Arts, Culture, and Entertainment

  • 12/4 Symphony Orchestra Concert

    The University of Connecticut Symphony Orchestra will be performing in concert on Thursday, December 4th at 8pm.  The concert opens with Carl Nielsen’s Concerto for Flute and Orchestra.  Nielsen, regarded as Denmark’s greatest composer, wrote the concerto for the flautist of the Copenhagen Wind quintet.  His intention was to compose a concerto for each member of the quintet, but only completed the flute and clarinet concertos before his death.  Concerto for Flute and Orchestra is neoclassical in style and influenced by the modernistic trends of the 1920s.  The next selection is George Handel’s Tornami a vagheggiar from Alcina.  Handel was a German Baroque composer influenced by both the Italian Baroque composers and the German polyphonic choral tradition.  He is famous for his operas, operatios, anthems, and organ concertos.  Alcina is an opera seria based on the libretto L’isola di Alcina, which in turn was derived from Ludovico Ariosto’s Orlando Furioso, an epic poem set during Charlemagne’s Islamic wars.  The final piece before the intermission is Leonore Overture No. 3, Op. 72 by famous German composer Ludvig van Beethoven.  Leonore Overture No. 3, Op. 72 is from Beethoven’s only opera, Fidelio, and is considered the best of the four overtures Beethoven produced while trying to create a proper overture for Fidelio.  The piece is a dramatic, full-scale symphonic movement.

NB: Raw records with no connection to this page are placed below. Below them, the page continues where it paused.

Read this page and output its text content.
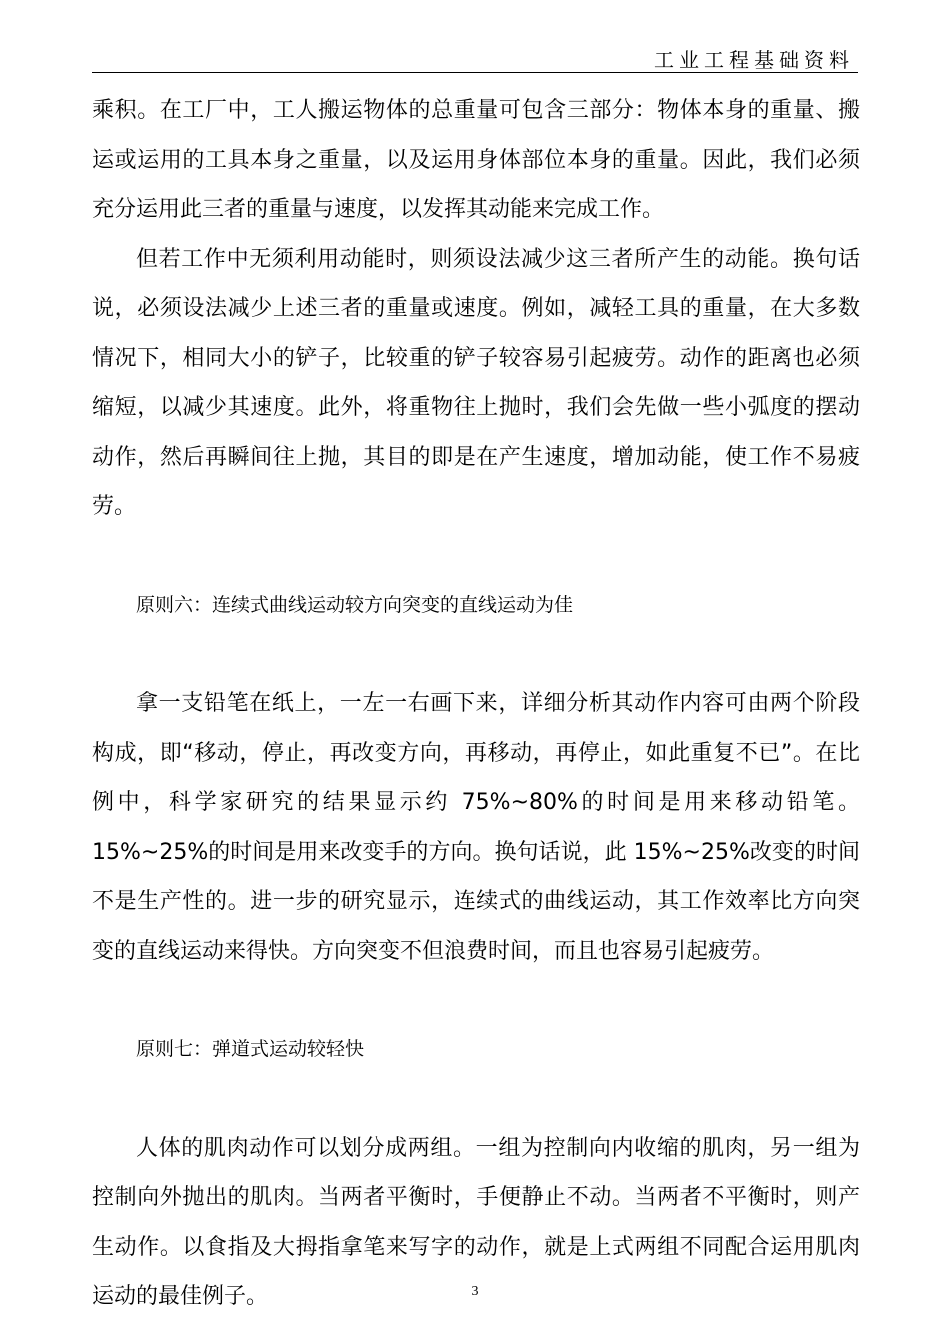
工业工程基础资料

乘积。在工厂中，工人搬运物体的总重量可包含三部分：物体本身的重量、搬运或运用的工具本身之重量，以及运用身体部位本身的重量。因此，我们必须充分运用此三者的重量与速度，以发挥其动能来完成工作。

但若工作中无须利用动能时，则须设法减少这三者所产生的动能。换句话说，必须设法减少上述三者的重量或速度。例如，减轻工具的重量，在大多数情况下，相同大小的铲子，比较重的铲子较容易引起疲劳。动作的距离也必须缩短，以减少其速度。此外，将重物往上抛时，我们会先做一些小弧度的摆动动作，然后再瞬间往上抛，其目的即是在产生速度，增加动能，使工作不易疲劳。

原则六：连续式曲线运动较方向突变的直线运动为佳

拿一支铅笔在纸上，一左一右画下来，详细分析其动作内容可由两个阶段构成，即“移动，停止，再改变方向，再移动，再停止，如此重复不已”。在比例中，科学家研究的结果显示约 75%~80%的时间是用来移动铅笔。15%~25%的时间是用来改变手的方向。换句话说，此 15%~25%改变的时间不是生产性的。进一步的研究显示，连续式的曲线运动，其工作效率比方向突变的直线运动来得快。方向突变不但浪费时间，而且也容易引起疲劳。

原则七：弹道式运动较轻快

人体的肌肉动作可以划分成两组。一组为控制向内收缩的肌肉，另一组为控制向外抛出的肌肉。当两者平衡时，手便静止不动。当两者不平衡时，则产生动作。以食指及大拇指拿笔来写字的动作，就是上式两组不同配合运用肌肉运动的最佳例子。	3
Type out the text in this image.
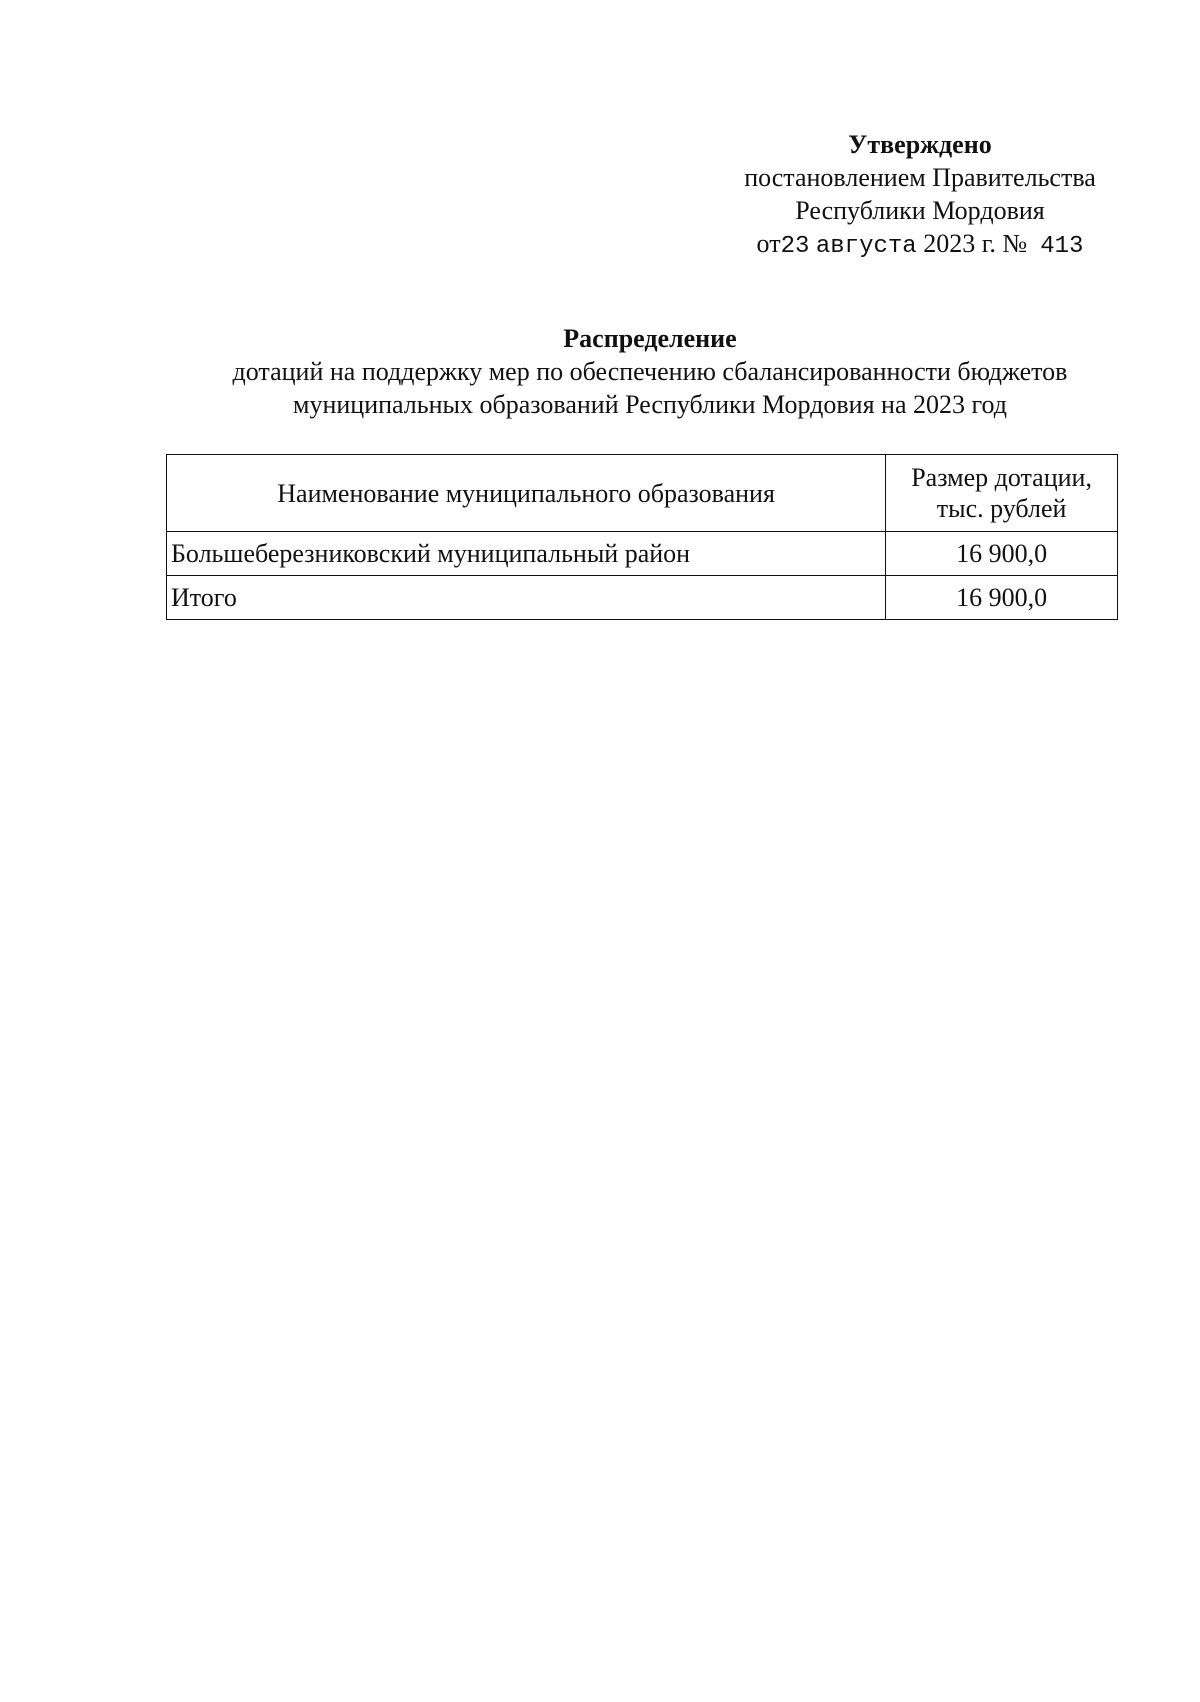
Утверждено
постановлением Правительства
Республики Мордовия
от23 августа 2023 г. № 413
Распределение
дотаций на поддержку мер по обеспечению сбалансированности бюджетов
муниципальных образований Республики Мордовия на 2023 год
Наименование муниципального образования	Размер дотации,
тыс. рублей

Большеберезниковский муниципальный район	16 900,0
Итого	16 900,0
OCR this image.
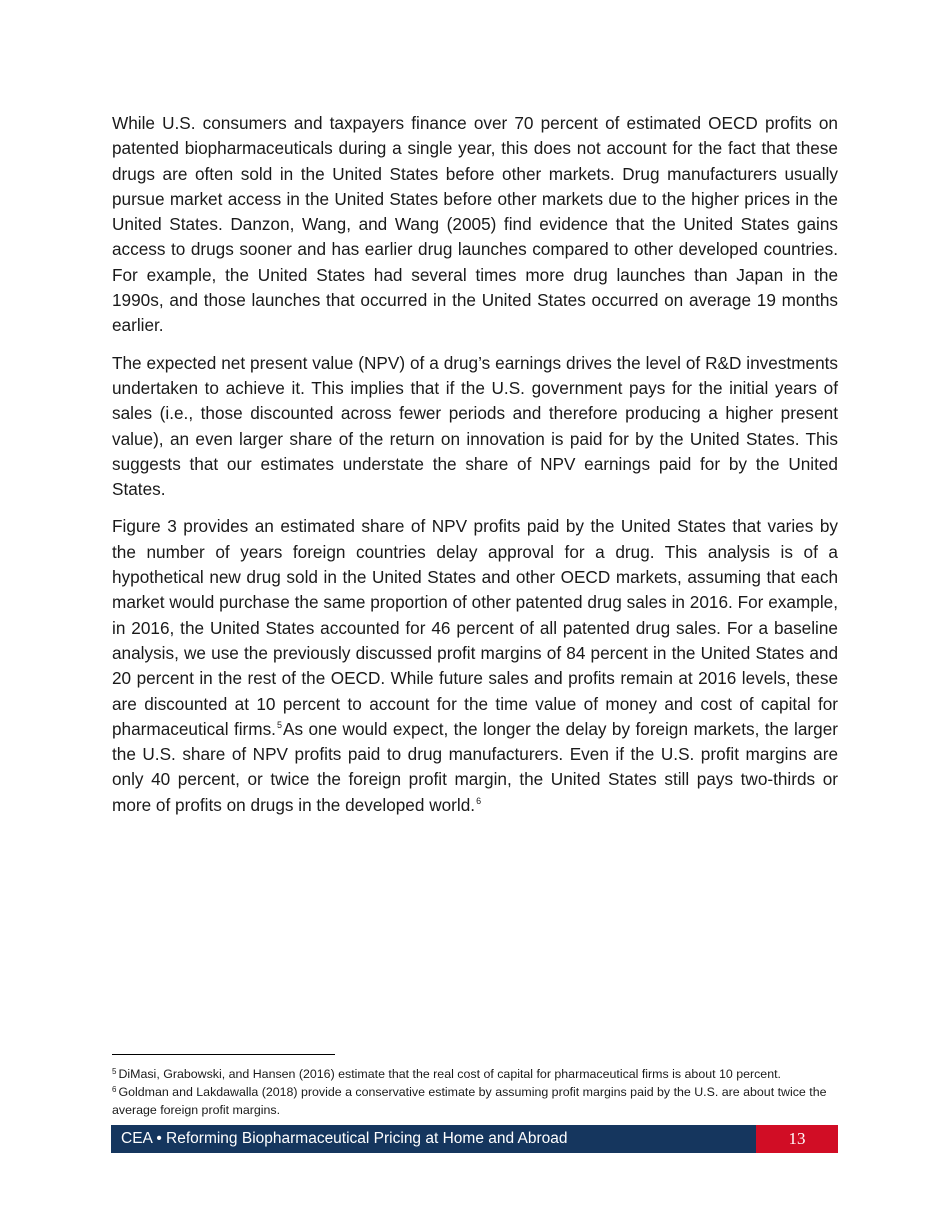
While U.S. consumers and taxpayers finance over 70 percent of estimated OECD profits on patented biopharmaceuticals during a single year, this does not account for the fact that these drugs are often sold in the United States before other markets. Drug manufacturers usually pursue market access in the United States before other markets due to the higher prices in the United States. Danzon, Wang, and Wang (2005) find evidence that the United States gains access to drugs sooner and has earlier drug launches compared to other developed countries. For example, the United States had several times more drug launches than Japan in the 1990s, and those launches that occurred in the United States occurred on average 19 months earlier.

The expected net present value (NPV) of a drug’s earnings drives the level of R&D investments undertaken to achieve it. This implies that if the U.S. government pays for the initial years of sales (i.e., those discounted across fewer periods and therefore producing a higher present value), an even larger share of the return on innovation is paid for by the United States. This suggests that our estimates understate the share of NPV earnings paid for by the United States.

Figure 3 provides an estimated share of NPV profits paid by the United States that varies by the number of years foreign countries delay approval for a drug. This analysis is of a hypothetical new drug sold in the United States and other OECD markets, assuming that each market would purchase the same proportion of other patented drug sales in 2016. For example, in 2016, the United States accounted for 46 percent of all patented drug sales. For a baseline analysis, we use the previously discussed profit margins of 84 percent in the United States and 20 percent in the rest of the OECD. While future sales and profits remain at 2016 levels, these are discounted at 10 percent to account for the time value of money and cost of capital for pharmaceutical firms.$^5$As one would expect, the longer the delay by foreign markets, the larger the U.S. share of NPV profits paid to drug manufacturers. Even if the U.S. profit margins are only 40 percent, or twice the foreign profit margin, the United States still pays two-thirds or more of profits on drugs in the developed world.$^6$

$^5$ DiMasi, Grabowski, and Hansen (2016) estimate that the real cost of capital for pharmaceutical firms is about 10 percent.

$^6$ Goldman and Lakdawalla (2018) provide a conservative estimate by assuming profit margins paid by the U.S. are about twice the average foreign profit margins.

CEA • Reforming Biopharmaceutical Pricing at Home and Abroad	13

    After the intermission, the concert continues with French composer and pianist Cécile Chaminade’s Concertino for Flute and Orchestra, Op. 107.  Legend claims that Chaminade composed the Concertino to punish her flute playing ex-lover, attempting to craft a work so difficult he could not play it.  Despite its difficulty, the piece remains a standard in the flute repertoire and has been described as “melodic and attractive.”  The following piece is Gaetano Donizetti’s O luce di quest’ anima from Linda di Chamounix.  Donizetti was an Italian composer of the bel canto opera style; he composed the melodramatic opera Linda di Chamounix for the Viennese court, and it was a massive success.  The evening’s final selection is English composer Edgar Elgar’s Enigma Variations, Op.36, a set of fourteen variations with a hidden “theme.”  Each variation is a portrait of a member of his inner circle, such as his wife.  What the hidden theme is is still up for speculation, as Elgar took the secret to his grave. 

    The concert is conducted by Harvey Felder, Director of Orchestral Studies.  It will be held at 8pm on Thursday, December 4th at the von der Mehden Recital Hall located at 875 Coventry Road across from Mirror Lake on the UConn campus.  Plenty of free parking is conveniently located across the street in Lot 1.